On se doutait bien que ce n’était pas le sort des différentes communautés non sunnites et non jihadistes en Syrie qui préoccupait la Maison Blanche. L’actuel « ministre » de la Défense d’al-Charaa n’est autre que Mourhaf Abou Qasra, connu également sous le nom de guerre d’Abou Hassan al-Hamwi, a été le commandant militaire du Front al-Nosra, puis de Hayat Tahrir al-Sham. Et malgré les promesses d’al-Charaa de construire une « société inclusive », son pouvoir reste marqué par des exactions et vagues de violence des forces de son régime, ou de groupes qui lui sont proches et plus ou moins affiliés, contre les Alaouites, les Druzes, les chrétiens, les chiites, les Kurdes ou les Yezidis. Outre les massacres des années Daesh, les tueries consécutives à la chute de la Syrie d’Assad ont fait au moins 1.700 morts connus.

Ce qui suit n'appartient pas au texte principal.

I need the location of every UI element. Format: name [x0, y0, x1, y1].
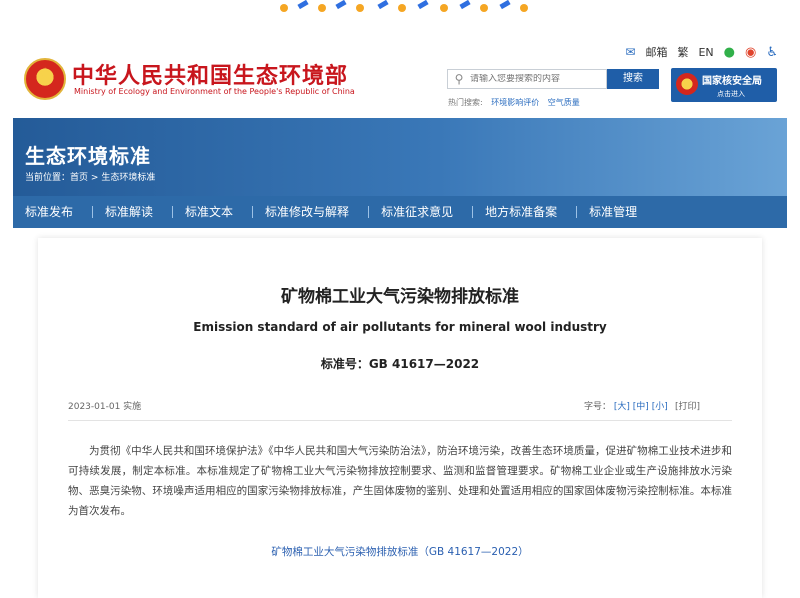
nav-item-standard-interpretation[interactable]: 标准解读 [93, 196, 174, 228]
font-size-medium[interactable]: [中] [633, 402, 649, 412]
breadcrumb-home[interactable]: 首页 [70, 173, 88, 183]
section-title: 生态环境标准 [25, 144, 151, 168]
nav-item-standard-text[interactable]: 标准文本 [173, 196, 254, 228]
effective-date: 2023-01-01 实施 [68, 402, 142, 412]
english-link[interactable]: EN [698, 46, 713, 59]
search-input[interactable] [470, 74, 604, 84]
font-size-label: 字号： [584, 402, 612, 412]
mail-link[interactable]: 邮箱 [645, 44, 667, 60]
nnsa-emblem-icon [676, 73, 698, 95]
print-link[interactable]: [打印] [675, 399, 700, 412]
mail-icon[interactable]: ✉ [625, 45, 635, 59]
search-bar: ⚲ 搜索 [447, 69, 659, 89]
site-header: 中华人民共和国生态环境部 Ministry of Ecology and Env… [0, 36, 800, 118]
nnsa-subtitle: 点击进入 [717, 90, 745, 98]
hot-search-label: 热门搜索: [448, 98, 483, 107]
search-field: ⚲ [447, 69, 607, 89]
nnsa-title: 国家核安全局 [702, 76, 762, 87]
article-body: 为贯彻《中华人民共和国环境保护法》《中华人民共和国大气污染防治法》，防治环境污染… [68, 445, 732, 517]
nav-item-standard-release[interactable]: 标准发布 [13, 196, 94, 228]
article-title-english: Emission standard of air pollutants for … [193, 320, 607, 334]
site-title[interactable]: 中华人民共和国生态环境部 [72, 58, 348, 90]
search-icon: ⚲ [454, 72, 464, 86]
divider [68, 420, 732, 421]
search-button[interactable]: 搜索 [607, 69, 659, 89]
nav-item-public-comment[interactable]: 标准征求意见 [369, 196, 474, 228]
article-title: 矿物棉工业大气污染物排放标准 [281, 287, 519, 307]
attachment-link[interactable]: 矿物棉工业大气污染物排放标准（GB 41617—2022） [38, 544, 762, 559]
article-card: 矿物棉工业大气污染物排放标准 Emission standard of air … [38, 238, 762, 598]
font-size-controls: 字号： [大] [中] [小] [584, 399, 668, 412]
wechat-icon[interactable]: ● [724, 45, 735, 60]
hot-search-item[interactable]: 空气质量 [548, 98, 580, 107]
national-emblem-icon[interactable] [24, 58, 66, 100]
nav-item-local-standards[interactable]: 地方标准备案 [473, 196, 578, 228]
breadcrumb: 当前位置：首页 > 生态环境标准 [25, 170, 155, 183]
hot-searches: 热门搜索: 环境影响评价 空气质量 [448, 97, 580, 108]
decorative-confetti [0, 0, 800, 16]
nav-item-amendments[interactable]: 标准修改与解释 [253, 196, 370, 228]
site-subtitle: Ministry of Ecology and Environment of t… [74, 87, 355, 96]
main-nav: 标准发布 标准解读 标准文本 标准修改与解释 标准征求意见 地方标准备案 标准管… [13, 196, 787, 228]
breadcrumb-label: 当前位置： [25, 173, 71, 183]
nav-item-standard-management[interactable]: 标准管理 [577, 196, 657, 228]
accessibility-icon[interactable]: ♿ [766, 45, 778, 60]
top-links: ✉ 邮箱 繁 EN ● ◉ ♿ [625, 44, 778, 60]
breadcrumb-separator: > [90, 173, 99, 183]
font-size-large[interactable]: [大] [614, 402, 630, 412]
nnsa-link-banner[interactable]: 国家核安全局 点击进入 [671, 68, 777, 102]
weibo-icon[interactable]: ◉ [745, 45, 756, 60]
traditional-chinese-link[interactable]: 繁 [677, 44, 688, 60]
hot-search-item[interactable]: 环境影响评价 [491, 98, 539, 107]
breadcrumb-current[interactable]: 生态环境标准 [101, 173, 155, 183]
section-banner: 生态环境标准 当前位置：首页 > 生态环境标准 [13, 118, 787, 196]
font-size-small[interactable]: [小] [652, 402, 668, 412]
standard-number: 标准号：GB 41617—2022 [320, 357, 480, 371]
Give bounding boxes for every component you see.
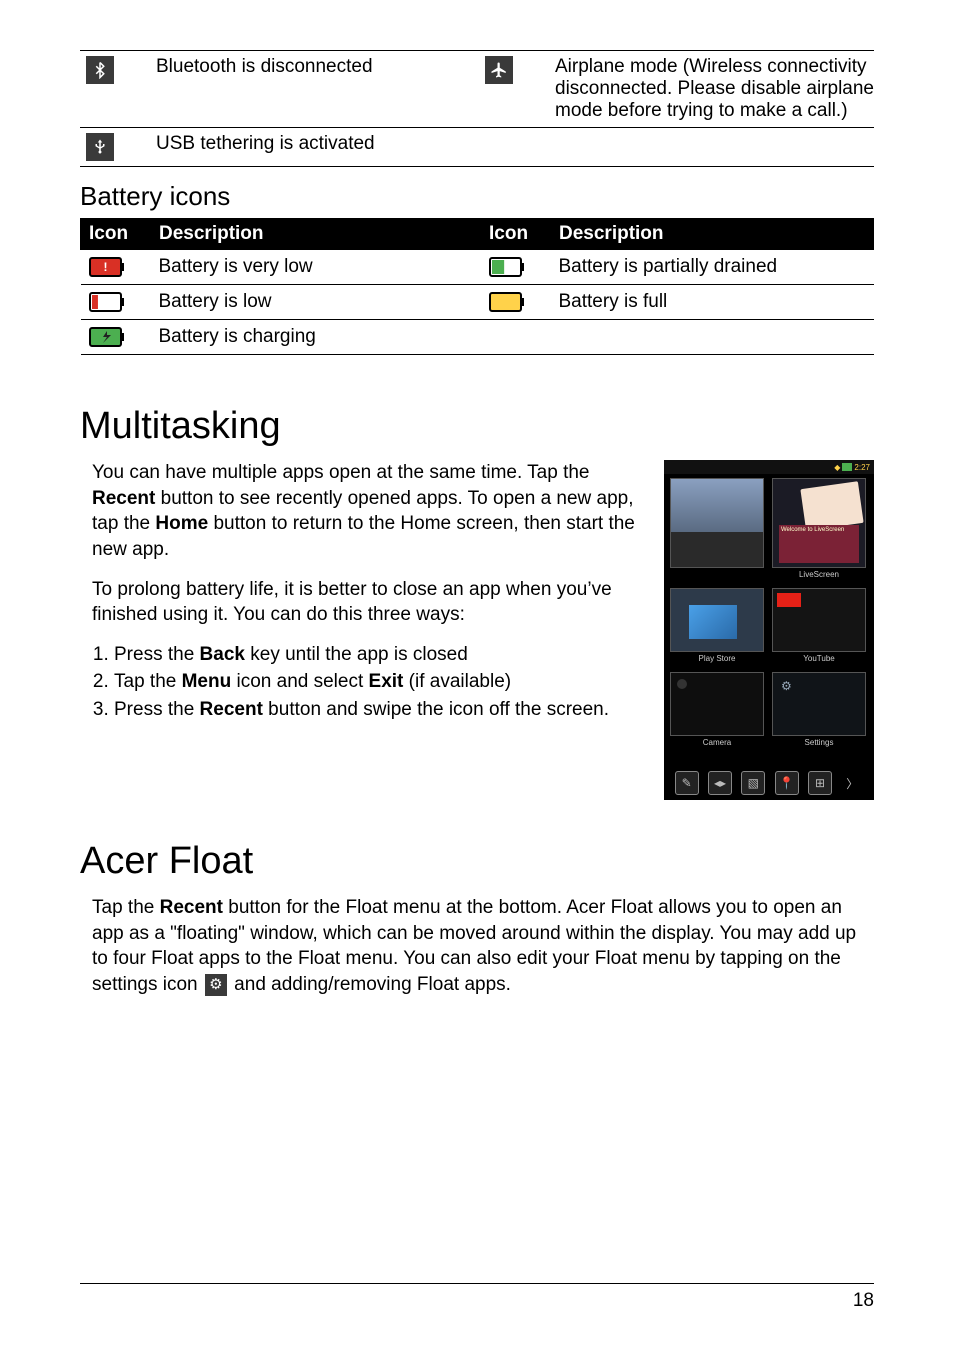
text-bold: Recent [92, 488, 155, 509]
table-header: Icon [481, 219, 551, 250]
table-header: Icon [81, 219, 151, 250]
battery-partial-icon [481, 250, 551, 285]
status-row: Bluetooth is disconnected Airplane mode … [80, 51, 874, 128]
text: You can have multiple apps open at the s… [92, 462, 590, 483]
float-app-icon: ▧ [741, 771, 765, 795]
usb-tethering-icon [86, 133, 114, 161]
battery-icons-table: Icon Description Icon Description ! Batt… [80, 218, 874, 355]
battery-charging-icon [81, 320, 151, 355]
text: and adding/removing Float apps. [229, 974, 511, 995]
status-time: 2:27 [854, 463, 870, 472]
tile-label: Play Store [671, 654, 763, 663]
float-app-icon: ✎ [675, 771, 699, 795]
tile-label: Settings [773, 738, 865, 747]
float-app-icon: ⊞ [808, 771, 832, 795]
multitasking-screenshot: ◆ 2:27 Welcome to LiveScreen LiveScreen … [664, 460, 874, 800]
text: Tap the [92, 897, 160, 918]
status-row: USB tethering is activated [80, 128, 874, 167]
list-item: Press the Recent button and swipe the ic… [114, 697, 646, 723]
airplane-mode-icon [485, 56, 513, 84]
battery-description: Battery is low [151, 285, 481, 320]
battery-low-icon [81, 285, 151, 320]
battery-description: Battery is partially drained [551, 250, 874, 285]
float-app-icon: ◂▸ [708, 771, 732, 795]
acer-float-text: Tap the Recent button for the Float menu… [92, 895, 874, 998]
table-row: Battery is charging [81, 320, 874, 355]
status-description: Airplane mode (Wireless connectivity dis… [555, 56, 874, 122]
text-bold: Recent [160, 897, 223, 918]
table-header: Description [151, 219, 481, 250]
battery-description: Battery is charging [151, 320, 481, 355]
settings-gear-icon: ⚙ [205, 974, 227, 996]
tile-label: YouTube [773, 654, 865, 663]
float-app-icon: 📍 [775, 771, 799, 795]
list-item: Tap the Menu icon and select Exit (if av… [114, 669, 646, 695]
acer-float-heading: Acer Float [80, 840, 874, 883]
tile-label: Camera [671, 738, 763, 747]
list-item: Press the Back key until the app is clos… [114, 642, 646, 668]
table-header: Description [551, 219, 874, 250]
table-row: ! Battery is very low Battery is partial… [81, 250, 874, 285]
battery-full-icon [481, 285, 551, 320]
page-number: 18 [80, 1283, 874, 1312]
status-description: Bluetooth is disconnected [156, 56, 485, 78]
text: To prolong battery life, it is better to… [92, 577, 646, 628]
table-row: Battery is low Battery is full [81, 285, 874, 320]
status-description: USB tethering is activated [156, 133, 485, 155]
status-rows: Bluetooth is disconnected Airplane mode … [80, 50, 874, 167]
float-bar: ✎ ◂▸ ▧ 📍 ⊞ 〉 [664, 770, 874, 796]
battery-icons-heading: Battery icons [80, 181, 874, 212]
tile-label: LiveScreen [773, 570, 865, 579]
battery-description: Battery is full [551, 285, 874, 320]
bluetooth-disconnected-icon [86, 56, 114, 84]
multitasking-text: You can have multiple apps open at the s… [92, 460, 646, 737]
multitasking-heading: Multitasking [80, 405, 874, 448]
svg-text:!: ! [103, 260, 107, 274]
float-more-icon: 〉 [841, 772, 863, 794]
battery-description: Battery is very low [151, 250, 481, 285]
battery-very-low-icon: ! [81, 250, 151, 285]
text-bold: Home [155, 513, 208, 534]
battery-description [551, 320, 874, 355]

Pour être complet, nous n’ignorons pas qu’Al-Charaa avait aussi rencontré le président russe Vladimir Poutine à Moscou le mois dernier. Un Poutine décevant sur ce point, certes, mais au moins qui n’a pas obtempéré aux demandes syriennes de leur livrer Bachar el-Assad auquel la Russie a donné asile, ni aux demandes d’extradition françaises dans le même sens d’ailleurs, Bachar étant l’objet de 4 mandats d’arrêt délivrés par des juges d’instruction à Paris. L’honneur est sauf, la « realpolitik » commande le reste : après cette visite d’al-Charaa à Moscou, la Russie a repris les vols vers la base aérienne de Khmeimim dans l’ouest de la Syrie, qui avaient été suspendus en 2024.
Tout ça finira mal, évidemment, comme d’habitude avec les contorsions géopolitico-pétrolières des États-Unis dans la région pour les beaux yeux de l’Entité sioniste. Et pour al-Charaa aussi, comme d’habitude pour tous les « amis » des Yankee.
Mais ce ne sera qu’une maigre consolation pour toutes les victimes en France, en Europe et ailleurs des agissements des islamo-terroristes entre temps blanchis.